Determining $\mathbb R$-Rank in Semisimple Lie Groups via uniform approximate Lattice arising as Regular Model Sets

TL;DR

This paper shows that uniform approximate lattices in semisimple Lie groups uniquely determine the group's structure, including its $ ext{R}$-rank, extending classical lattice results through ergodic theory and model set techniques.

Contribution

It establishes that approximate lattices as regular model sets can recover the ambient group's $ ext{R}$-rank and structure, generalizing lattice determination results.

Findings

Approximate lattices determine the ambient group's $ ext{R}$-rank.

Existence of a conjugate Cartan subgroup intersecting the approximate lattice as a uniform approximate lattice.

Extension of Mostow's classical lattice result to approximate lattices.

Abstract

Let $G$ be a linear semisimple Lie group without compact factors.
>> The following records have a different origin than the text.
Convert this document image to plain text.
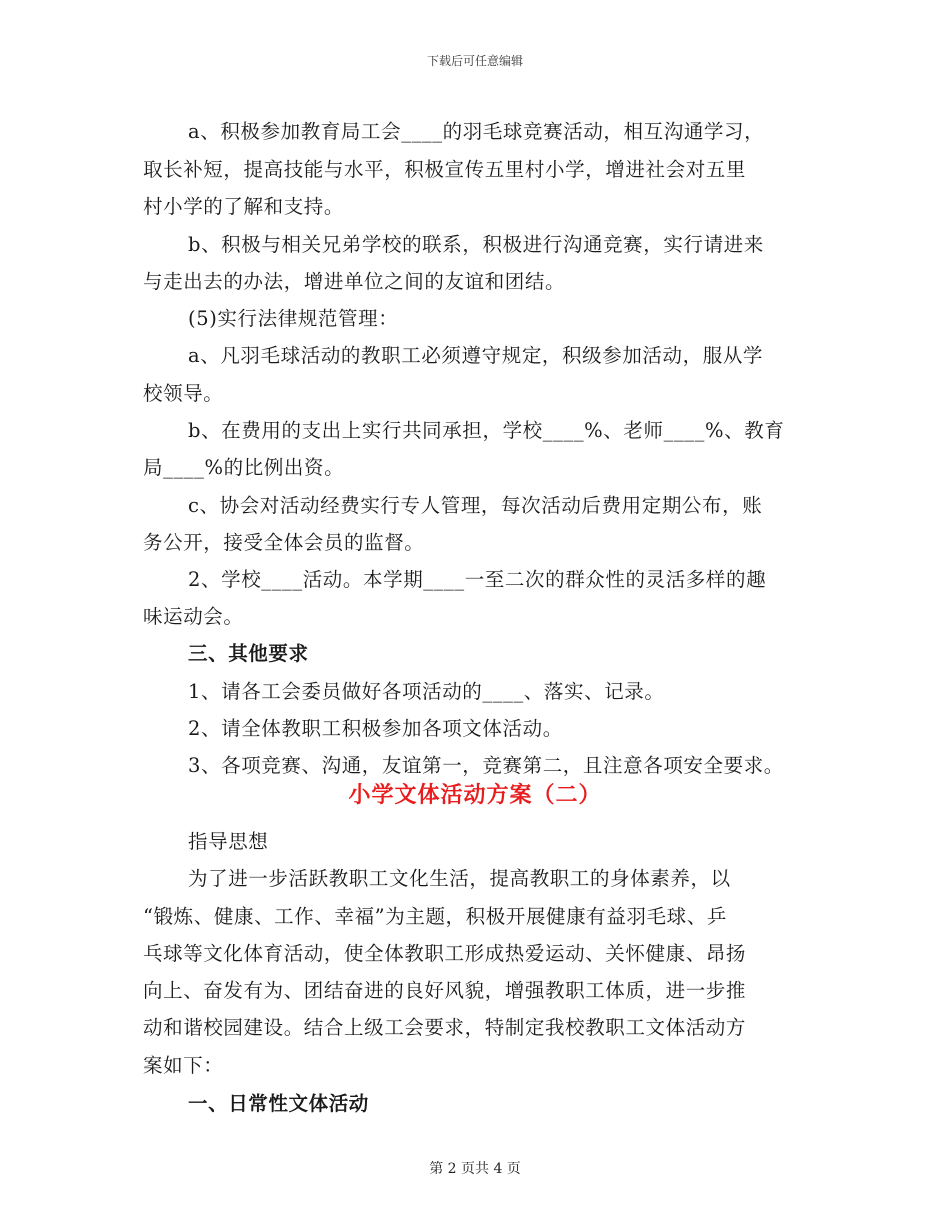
下载后可任意编辑
a、积极参加教育局工会____的羽毛球竞赛活动，相互沟通学习，
取长补短，提高技能与水平，积极宣传五里村小学，增进社会对五里
村小学的了解和支持。
b、积极与相关兄弟学校的联系，积极进行沟通竞赛，实行请进来
与走出去的办法，增进单位之间的友谊和团结。
(5)实行法律规范管理：
a、凡羽毛球活动的教职工必须遵守规定，积级参加活动，服从学
校领导。
b、在费用的支出上实行共同承担，学校____%、老师____%、教育
局____%的比例出资。
c、协会对活动经费实行专人管理，每次活动后费用定期公布，账
务公开，接受全体会员的监督。
2、学校____活动。本学期____一至二次的群众性的灵活多样的趣
味运动会。
三、其他要求
1、请各工会委员做好各项活动的____、落实、记录。
2、请全体教职工积极参加各项文体活动。
3、各项竞赛、沟通，友谊第一，竞赛第二，且注意各项安全要求。
小学文体活动方案（二）
指导思想
为了进一步活跃教职工文化生活，提高教职工的身体素养，以
“锻炼、健康、工作、幸福”为主题，积极开展健康有益羽毛球、乒
乓球等文化体育活动，使全体教职工形成热爱运动、关怀健康、昂扬
向上、奋发有为、团结奋进的良好风貌，增强教职工体质，进一步推
动和谐校园建设。结合上级工会要求，特制定我校教职工文体活动方
案如下：
一、日常性文体活动
第 2 页共 4 页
We show that uniform approximate lattices $\Lambda$ arising as regular model sets in $G$ determine the ambient group $G$ in a strong sense. Specifically, for every non-compact Cartan subgroup $C$ of $G$, there exists $g \in G$ such that the intersection $gCg^{-1} \cap \Lambda^2$ is non-empty and itself forms a uniform approximate lattice, extending a classical result of Mostow for lattices. The proof relies on a Moore-type ergodicity theorem for the hull of a strong approximate lattice, proved here as a key tool. Moreover, we prove that such approximate lattices determine the $\mathbb{R}$-rank of the ambient group $G$, drawing on ideas from the work of Prasad and Raghunathan on lattices.